O segundo elemento do Nobre Caminho Óctuplo é o Pensamento Correto. O que é o pensamento correto? O pensamento de renúncia, generosidade, amor bondade e compaixão. O Buda disse que se cultivarmos esses pensamentos, estaremos cultivando o pensamento correto. A generosidade não significa dar coisas para outras pessoas. Esse é um significado superficial. Tem o significado de generosidade mas não o significado completo. O significado mais profundo é o abandono de todas as formas de apego a qualquer coisa que seja material ou imaterial. Abandonar todo tipo de apego, apagá-lo, removê-lo da sua mente para que nunca mais retorne, a isto se denomina a verdadeira generosidade. Isso nós podemos conseguir, mas não de maneira muito rápida ou fácil. Somente quando atingimos o último estágio de iluminação é que alcançamos esse tipo de generosidade. Cada coisa que façamos em nome da generosidade, por menor que seja, nos conduzem para aquela realização.
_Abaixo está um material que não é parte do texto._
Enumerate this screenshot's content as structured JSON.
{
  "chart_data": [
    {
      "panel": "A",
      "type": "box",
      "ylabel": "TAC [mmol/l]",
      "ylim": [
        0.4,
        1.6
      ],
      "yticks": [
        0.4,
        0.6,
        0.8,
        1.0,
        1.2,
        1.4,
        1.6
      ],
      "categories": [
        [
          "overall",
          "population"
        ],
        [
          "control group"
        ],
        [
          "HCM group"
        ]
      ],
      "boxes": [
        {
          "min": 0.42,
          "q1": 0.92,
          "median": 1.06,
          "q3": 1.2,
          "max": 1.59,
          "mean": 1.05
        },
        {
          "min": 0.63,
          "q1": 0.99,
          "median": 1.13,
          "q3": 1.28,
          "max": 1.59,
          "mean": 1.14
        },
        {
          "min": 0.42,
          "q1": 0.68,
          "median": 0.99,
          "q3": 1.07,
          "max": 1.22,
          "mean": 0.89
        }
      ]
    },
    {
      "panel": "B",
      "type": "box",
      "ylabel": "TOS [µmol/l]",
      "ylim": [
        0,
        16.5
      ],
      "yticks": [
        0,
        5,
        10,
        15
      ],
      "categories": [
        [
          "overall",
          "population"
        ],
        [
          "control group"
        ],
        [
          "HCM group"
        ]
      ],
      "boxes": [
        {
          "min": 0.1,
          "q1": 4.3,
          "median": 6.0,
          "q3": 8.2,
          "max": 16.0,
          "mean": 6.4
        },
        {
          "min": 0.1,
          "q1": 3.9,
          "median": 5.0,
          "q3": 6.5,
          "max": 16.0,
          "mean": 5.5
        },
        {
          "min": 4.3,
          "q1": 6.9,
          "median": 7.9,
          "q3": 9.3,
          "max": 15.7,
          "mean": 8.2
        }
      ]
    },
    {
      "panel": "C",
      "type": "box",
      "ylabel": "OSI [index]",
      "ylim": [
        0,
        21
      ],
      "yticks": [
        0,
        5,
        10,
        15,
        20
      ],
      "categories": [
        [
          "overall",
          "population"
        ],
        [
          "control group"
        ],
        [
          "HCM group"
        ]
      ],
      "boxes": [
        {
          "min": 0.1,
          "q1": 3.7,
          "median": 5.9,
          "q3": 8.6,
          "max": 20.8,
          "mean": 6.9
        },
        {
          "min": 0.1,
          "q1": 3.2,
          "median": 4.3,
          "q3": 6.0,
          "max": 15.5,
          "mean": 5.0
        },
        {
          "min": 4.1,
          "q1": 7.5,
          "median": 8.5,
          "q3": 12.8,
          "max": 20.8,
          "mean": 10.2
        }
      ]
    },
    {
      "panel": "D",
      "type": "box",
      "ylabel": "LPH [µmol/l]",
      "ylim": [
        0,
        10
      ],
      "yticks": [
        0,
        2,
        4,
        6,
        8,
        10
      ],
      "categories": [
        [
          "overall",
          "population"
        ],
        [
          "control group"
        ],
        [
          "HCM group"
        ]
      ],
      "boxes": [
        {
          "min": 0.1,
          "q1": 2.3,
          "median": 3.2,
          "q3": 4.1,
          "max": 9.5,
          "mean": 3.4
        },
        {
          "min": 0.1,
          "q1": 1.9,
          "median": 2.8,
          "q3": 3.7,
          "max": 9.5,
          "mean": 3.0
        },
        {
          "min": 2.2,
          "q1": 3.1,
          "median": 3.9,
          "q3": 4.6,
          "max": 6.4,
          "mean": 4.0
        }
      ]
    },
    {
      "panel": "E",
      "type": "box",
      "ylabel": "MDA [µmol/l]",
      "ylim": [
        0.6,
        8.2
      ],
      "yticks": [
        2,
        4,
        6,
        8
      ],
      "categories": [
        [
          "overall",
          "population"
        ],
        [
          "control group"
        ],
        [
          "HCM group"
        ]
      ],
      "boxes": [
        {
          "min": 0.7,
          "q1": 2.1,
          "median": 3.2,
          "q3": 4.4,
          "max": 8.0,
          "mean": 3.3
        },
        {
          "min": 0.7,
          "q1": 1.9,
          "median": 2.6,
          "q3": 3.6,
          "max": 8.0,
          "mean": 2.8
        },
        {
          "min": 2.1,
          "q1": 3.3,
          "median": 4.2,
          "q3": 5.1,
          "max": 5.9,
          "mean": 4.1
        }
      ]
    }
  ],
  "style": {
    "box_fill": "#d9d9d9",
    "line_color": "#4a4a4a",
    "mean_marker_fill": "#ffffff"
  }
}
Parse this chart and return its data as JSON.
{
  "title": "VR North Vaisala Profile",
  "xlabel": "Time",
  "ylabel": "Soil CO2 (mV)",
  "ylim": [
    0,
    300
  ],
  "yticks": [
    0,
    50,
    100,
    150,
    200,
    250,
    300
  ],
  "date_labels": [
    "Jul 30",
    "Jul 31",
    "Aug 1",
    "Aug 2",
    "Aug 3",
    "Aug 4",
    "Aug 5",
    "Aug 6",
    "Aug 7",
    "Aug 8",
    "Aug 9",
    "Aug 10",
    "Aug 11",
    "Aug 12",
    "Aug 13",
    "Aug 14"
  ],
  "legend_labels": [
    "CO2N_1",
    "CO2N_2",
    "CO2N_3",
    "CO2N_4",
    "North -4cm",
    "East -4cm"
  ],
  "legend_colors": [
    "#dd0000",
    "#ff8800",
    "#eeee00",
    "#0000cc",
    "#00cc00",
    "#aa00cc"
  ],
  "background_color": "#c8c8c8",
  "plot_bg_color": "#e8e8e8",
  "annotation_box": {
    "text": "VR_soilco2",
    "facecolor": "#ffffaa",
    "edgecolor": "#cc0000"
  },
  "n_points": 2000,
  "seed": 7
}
Quando praticamos a meditação desenvolvemos a generosidade. Todas as vezes que demonstramos amizade para com alguém estamos cultivando o amor bondade. Todas as vezes em que praticamos a compaixão estamos desenvolvendo o pensamento correto da compaixão.

A linguagem correta é dizer a verdade, unir as pessoas, com gentileza e bondade, dizendo coisas que tenham significância.. Existem quatro tipos de linguagem correta. Sempre colocamos a linguagem correta em termos negativos como abster-se de mentir, caluniar, fofocar e linguajar grosseiro. Se colocarmos em termos positivos significa dizer a verdade, falar de forma a unir as pessoas, falar de forma gentil, agradável e coisas que tenham significância ao invés de fofocar.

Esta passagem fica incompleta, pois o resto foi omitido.